Thursday, February 10, 2011

Reduce, Reuse, Recycle

Getting back to the positive side of things minus the window setback I started this project with a big promise to myself to actually practice what I preach.  There is so much waste / damage that occurs when building a house that I have attempted to cut down some of that waste on a small / medium scale.  Of course, I would love to build a completely "green" house, but when you start running the numbers it's SO expensive (corporate corruption at its best) so I attempt at most things like buying local products to save fuel consumption and using products with low V.O.C.   Throughout the project I will re-post some Reduce, Reuse, Recycle items, below are the beginning steps.
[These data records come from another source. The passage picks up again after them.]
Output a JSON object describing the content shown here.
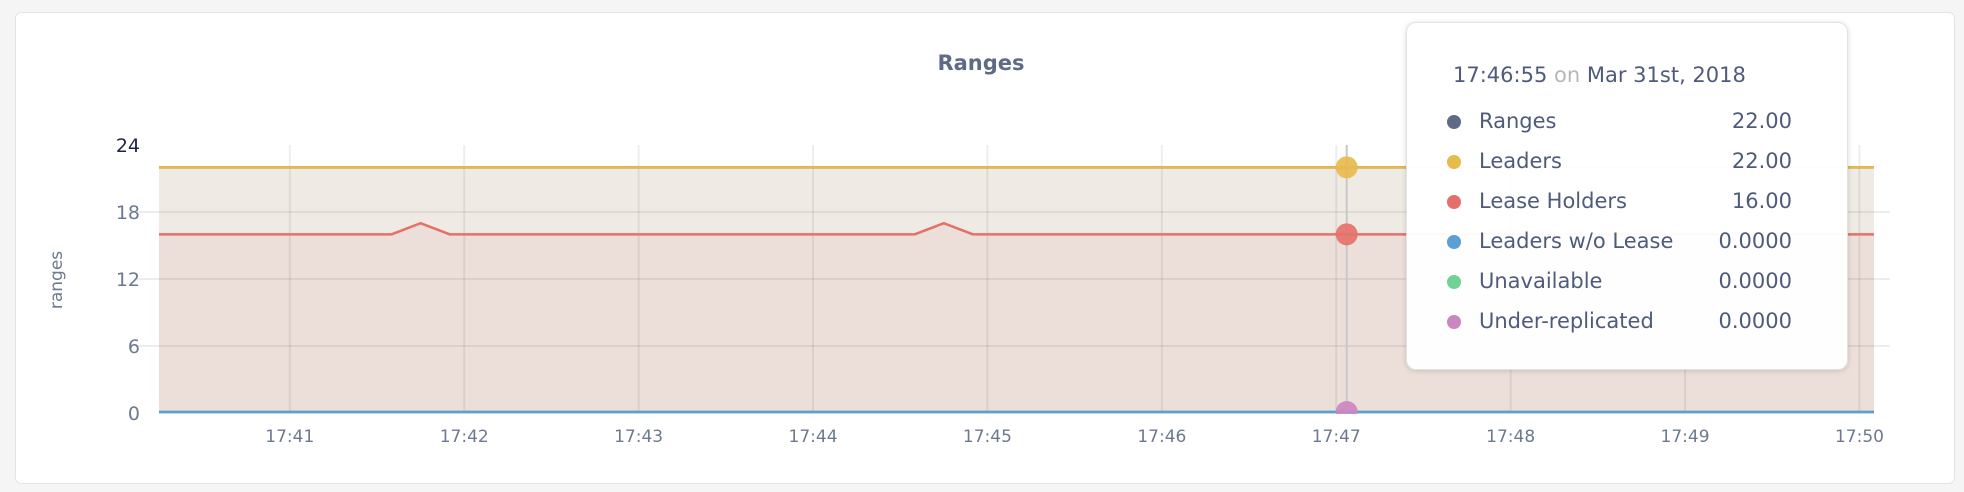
{
  "chart_data": {
    "type": "area",
    "title": "Ranges",
    "ylabel": "ranges",
    "xlabel": "",
    "ylim": [
      0,
      24
    ],
    "yticks": [
      "0",
      "6",
      "12",
      "18",
      "24"
    ],
    "xlim": [
      "17:40:15",
      "17:50:05"
    ],
    "xticks": [
      "17:41",
      "17:42",
      "17:43",
      "17:44",
      "17:45",
      "17:46",
      "17:47",
      "17:48",
      "17:49",
      "17:50"
    ],
    "grid": true,
    "series": [
      {
        "name": "Ranges",
        "color": "#5f6a87",
        "points": [
          [
            "17:40:15",
            22
          ],
          [
            "17:50:05",
            22
          ]
        ]
      },
      {
        "name": "Leaders",
        "color": "#e8b94b",
        "fill": "#efebe4",
        "points": [
          [
            "17:40:15",
            22
          ],
          [
            "17:50:05",
            22
          ]
        ]
      },
      {
        "name": "Lease Holders",
        "color": "#e5706a",
        "fill": "#ecdfd9",
        "points": [
          [
            "17:40:15",
            16
          ],
          [
            "17:41:35",
            16
          ],
          [
            "17:41:45",
            17
          ],
          [
            "17:41:55",
            16
          ],
          [
            "17:44:35",
            16
          ],
          [
            "17:44:45",
            17
          ],
          [
            "17:44:55",
            16
          ],
          [
            "17:50:05",
            16
          ]
        ]
      },
      {
        "name": "Leaders w/o Lease",
        "color": "#5b9fd4",
        "points": [
          [
            "17:40:15",
            0
          ],
          [
            "17:50:05",
            0
          ]
        ]
      },
      {
        "name": "Unavailable",
        "color": "#70d393",
        "points": [
          [
            "17:40:15",
            0
          ],
          [
            "17:50:05",
            0
          ]
        ]
      },
      {
        "name": "Under-replicated",
        "color": "#cb85c0",
        "points": [
          [
            "17:40:15",
            0
          ],
          [
            "17:50:05",
            0
          ]
        ]
      }
    ],
    "hover": {
      "time": "17:46:55"
    }
  },
  "tooltip": {
    "time": "17:46:55",
    "on": "on",
    "date": "Mar 31st, 2018",
    "rows": [
      {
        "label": "Ranges",
        "value": "22.00",
        "color": "#5f6a87"
      },
      {
        "label": "Leaders",
        "value": "22.00",
        "color": "#e8b94b"
      },
      {
        "label": "Lease Holders",
        "value": "16.00",
        "color": "#e5706a"
      },
      {
        "label": "Leaders w/o Lease",
        "value": "0.0000",
        "color": "#5b9fd4"
      },
      {
        "label": "Unavailable",
        "value": "0.0000",
        "color": "#70d393"
      },
      {
        "label": "Under-replicated",
        "value": "0.0000",
        "color": "#cb85c0"
      }
    ]
  }
}
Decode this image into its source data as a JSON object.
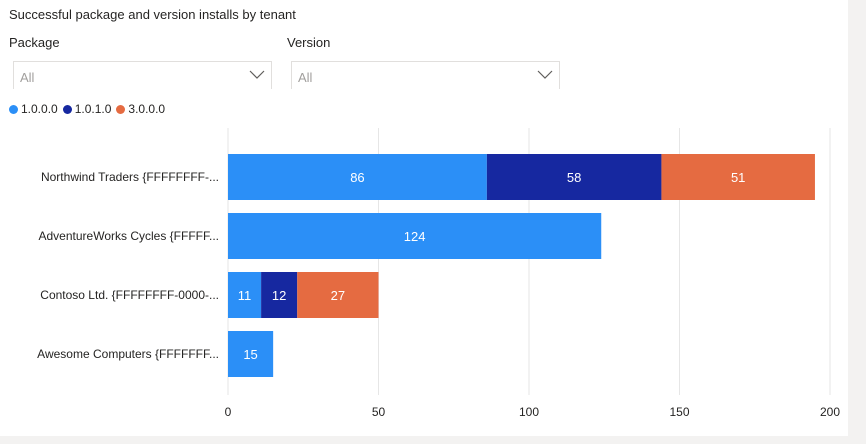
{
  "title": "Successful package and version installs by tenant",
  "slicers": [
    {
      "label": "Package",
      "value": "All"
    },
    {
      "label": "Version",
      "value": "All"
    }
  ],
  "colors": {
    "series": [
      "#2b8ff7",
      "#1628a0",
      "#e56b41"
    ],
    "grid": "#e6e6e6",
    "text": "#252423",
    "label_text": "#ffffff"
  },
  "chart_data": {
    "type": "bar",
    "orientation": "horizontal",
    "stacked": true,
    "categories": [
      "Northwind Traders {FFFFFFFF-...",
      "AdventureWorks Cycles {FFFFF...",
      "Contoso Ltd. {FFFFFFFF-0000-...",
      "Awesome Computers {FFFFFFF..."
    ],
    "series": [
      {
        "name": "1.0.0.0",
        "values": [
          86,
          124,
          11,
          15
        ]
      },
      {
        "name": "1.0.1.0",
        "values": [
          58,
          null,
          12,
          null
        ]
      },
      {
        "name": "3.0.0.0",
        "values": [
          51,
          null,
          27,
          null
        ]
      }
    ],
    "xlim": [
      0,
      200
    ],
    "xticks": [
      0,
      50,
      100,
      150,
      200
    ],
    "grid": true,
    "legend_position": "top-left",
    "data_labels": true
  }
}
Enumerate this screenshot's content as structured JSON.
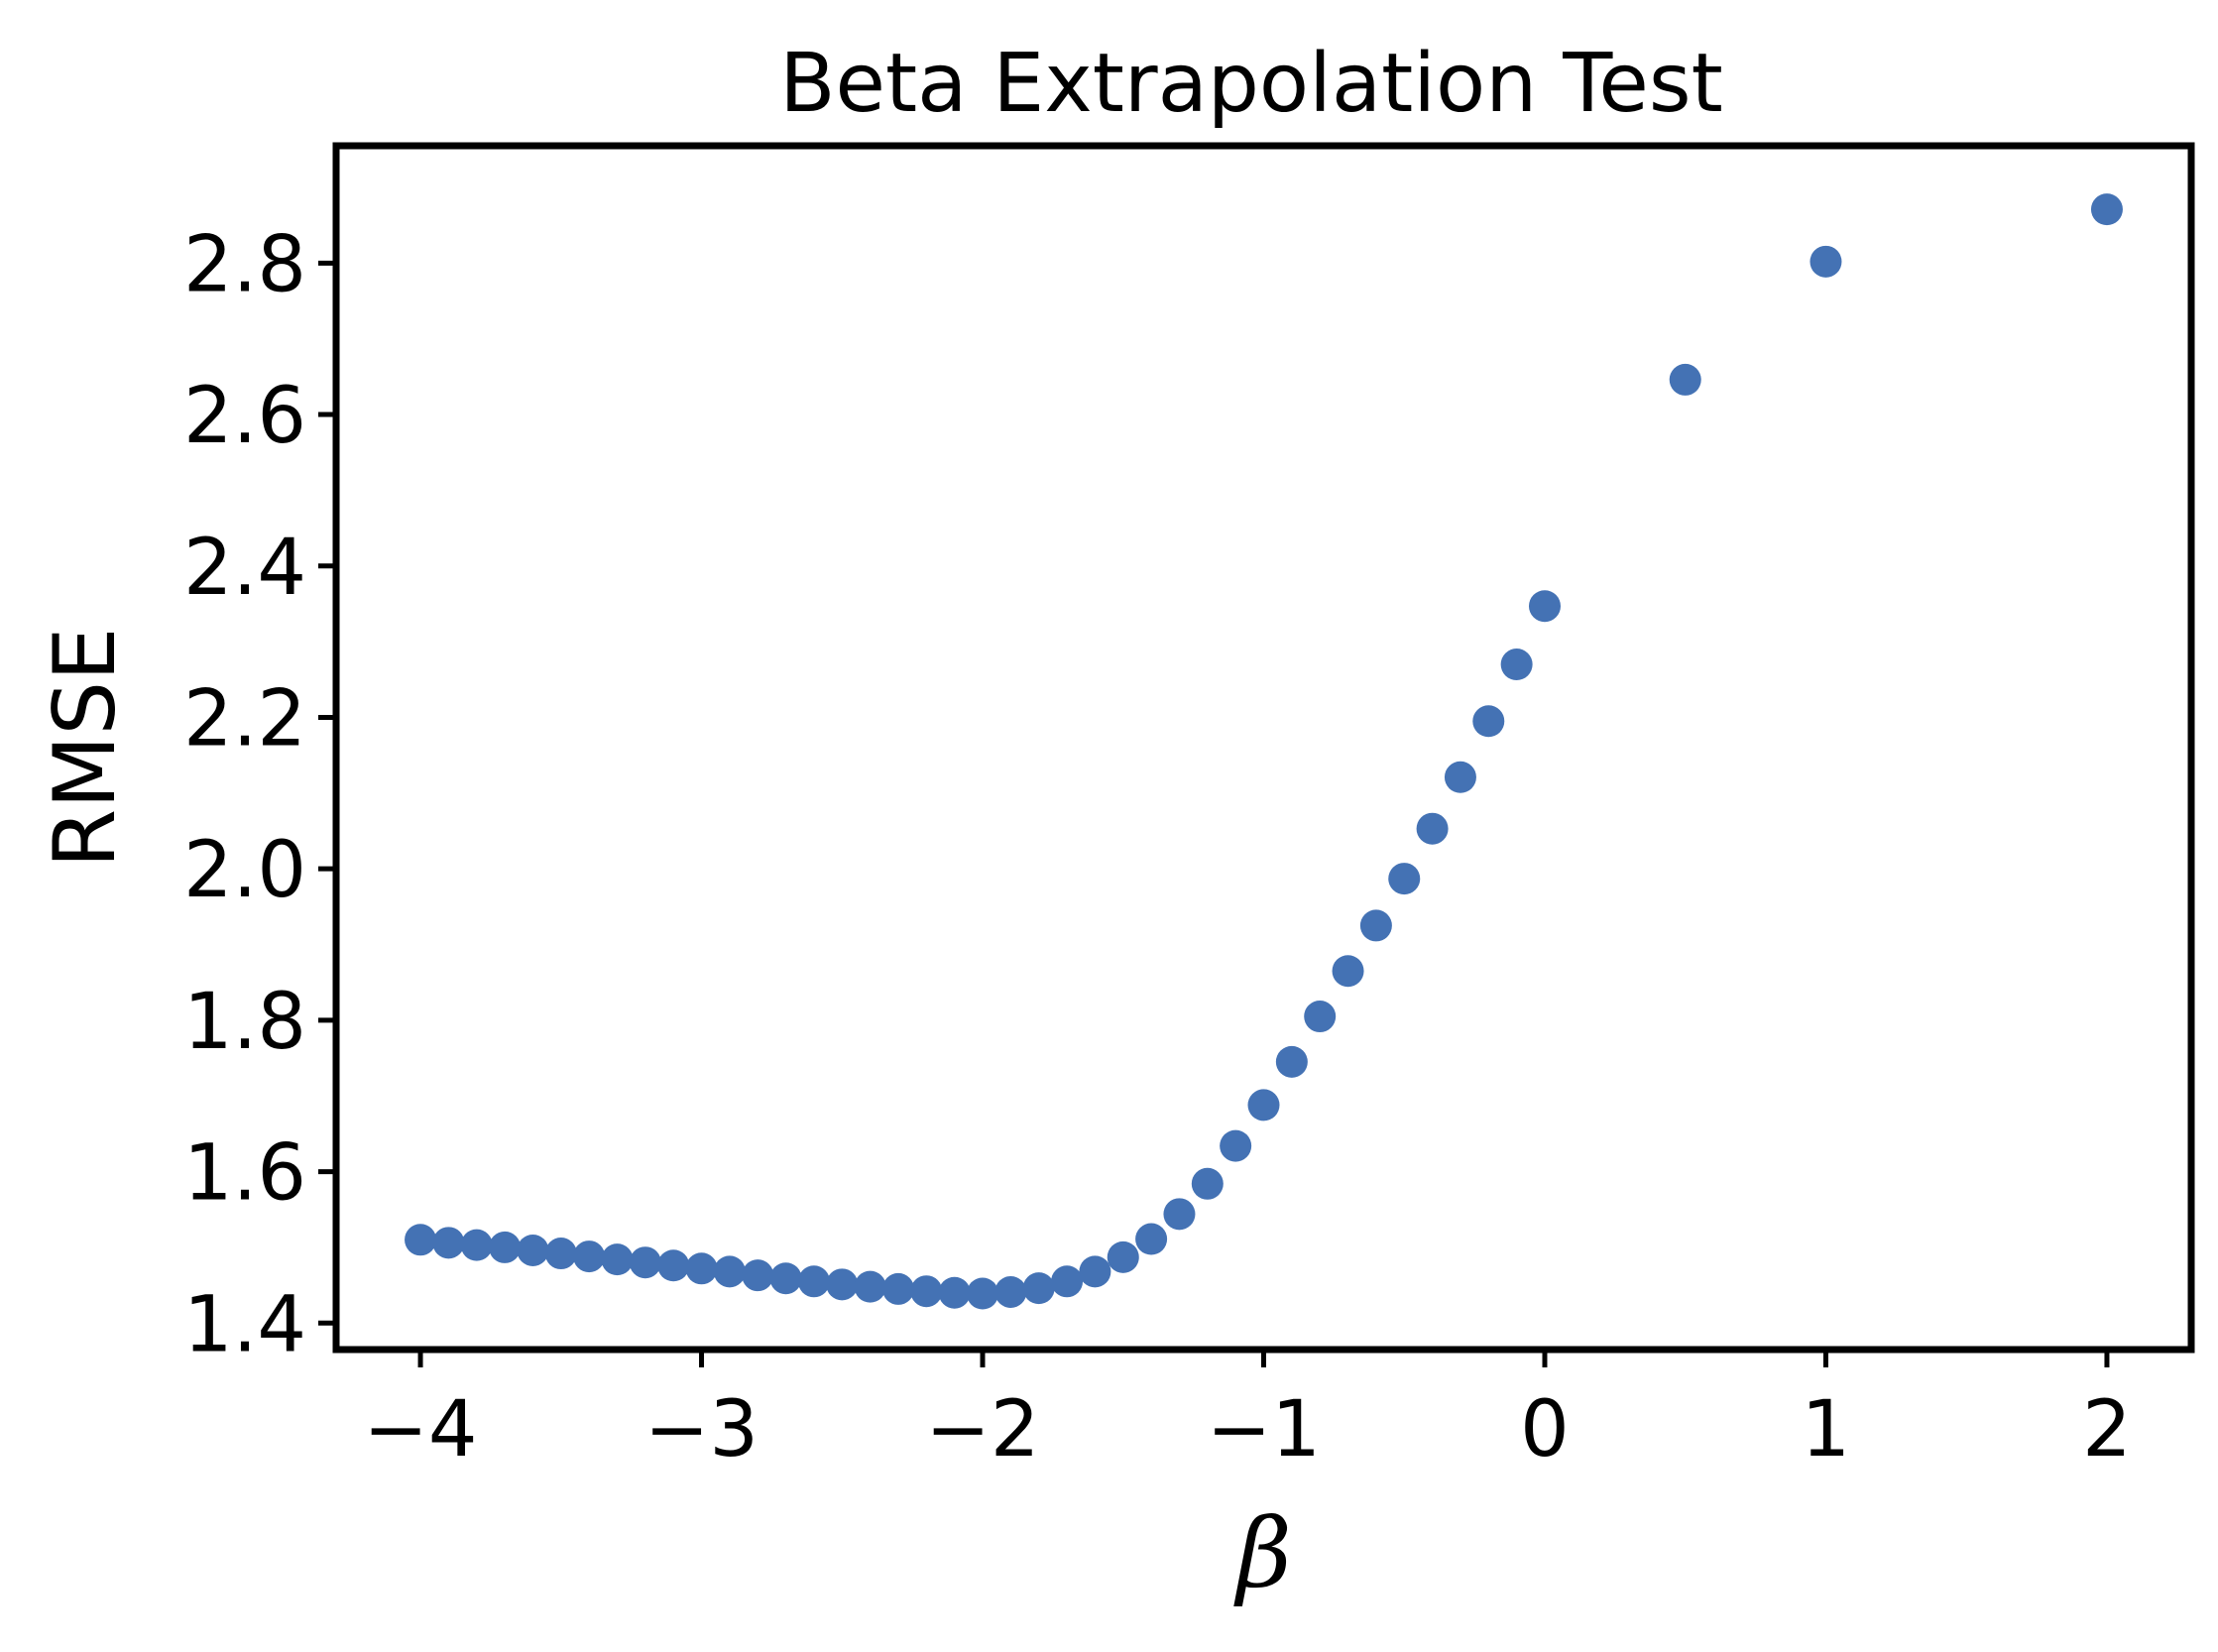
{
  "chart_data": {
    "type": "scatter",
    "title": "Beta Extrapolation Test",
    "xlabel": "β",
    "ylabel": "RMSE",
    "xlim": [
      -4.3,
      2.3
    ],
    "ylim": [
      1.365,
      2.955
    ],
    "x_ticks": [
      -4,
      -3,
      -2,
      -1,
      0,
      1,
      2
    ],
    "x_tick_labels": [
      "−4",
      "−3",
      "−2",
      "−1",
      "0",
      "1",
      "2"
    ],
    "y_ticks": [
      1.4,
      1.6,
      1.8,
      2.0,
      2.2,
      2.4,
      2.6,
      2.8
    ],
    "y_tick_labels": [
      "1.4",
      "1.6",
      "1.8",
      "2.0",
      "2.2",
      "2.4",
      "2.6",
      "2.8"
    ],
    "grid": false,
    "marker_color": "#4472b4",
    "series": [
      {
        "x": [
          -4.0,
          -3.9,
          -3.8,
          -3.7,
          -3.6,
          -3.5,
          -3.4,
          -3.3,
          -3.2,
          -3.1,
          -3.0,
          -2.9,
          -2.8,
          -2.7,
          -2.6,
          -2.5,
          -2.4,
          -2.3,
          -2.2,
          -2.1,
          -2.0,
          -1.9,
          -1.8,
          -1.7,
          -1.6,
          -1.5,
          -1.4,
          -1.3,
          -1.2,
          -1.1,
          -1.0,
          -0.9,
          -0.8,
          -0.7,
          -0.6,
          -0.5,
          -0.4,
          -0.3,
          -0.2,
          -0.1,
          0.0,
          0.5,
          1.0,
          2.0
        ],
        "y": [
          1.51,
          1.506,
          1.503,
          1.5,
          1.496,
          1.492,
          1.488,
          1.484,
          1.48,
          1.476,
          1.472,
          1.468,
          1.463,
          1.459,
          1.455,
          1.451,
          1.448,
          1.445,
          1.442,
          1.44,
          1.439,
          1.441,
          1.446,
          1.455,
          1.468,
          1.487,
          1.511,
          1.544,
          1.584,
          1.634,
          1.688,
          1.745,
          1.805,
          1.865,
          1.925,
          1.987,
          2.053,
          2.121,
          2.195,
          2.27,
          2.347,
          2.646,
          2.802,
          2.871
        ]
      }
    ]
  }
}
This is my trash trailer from now until start of project.  Not even half full!! I know this is not a glamorous picture, but only plastic and treated lumber will need to be thrown away.  All scrapes from framing have been used in my wood burning fireplace or burn pile and all extra lumber has been returned to lumber yard. 

Most all my lumber for fascia boards and siding will be milled from lumber yards locally.  These wood boards above are my fascia boards that once upon a time grew miles from my project,  Uncle Bill is the mill owner who runs a small operation in town.  He owns a portable saw mill that can go out to locations where people would like trees cleared from there properties.  Instead of just cutting down and turning into fire wood,  he cuts down the logs, splits them down to planks, dries them, then plains them down in his shop to whatever size you need.  It is quite a process to see in person and to know the actual person who "made" your tongue and groove cedar siding.  A plus factor in reusing someones trees is that he mills only top grade lumber and he is local so my carbon footprint for lumber transportation is decreased.

I have used alot of recycled elements already, remember these great stairs.  We have also begun modifying our recycled garage entry door and front entry door.  Both were bought for $75 bucks total at Second Use, a salvage yard  in Seattle, and will look good as new after installation.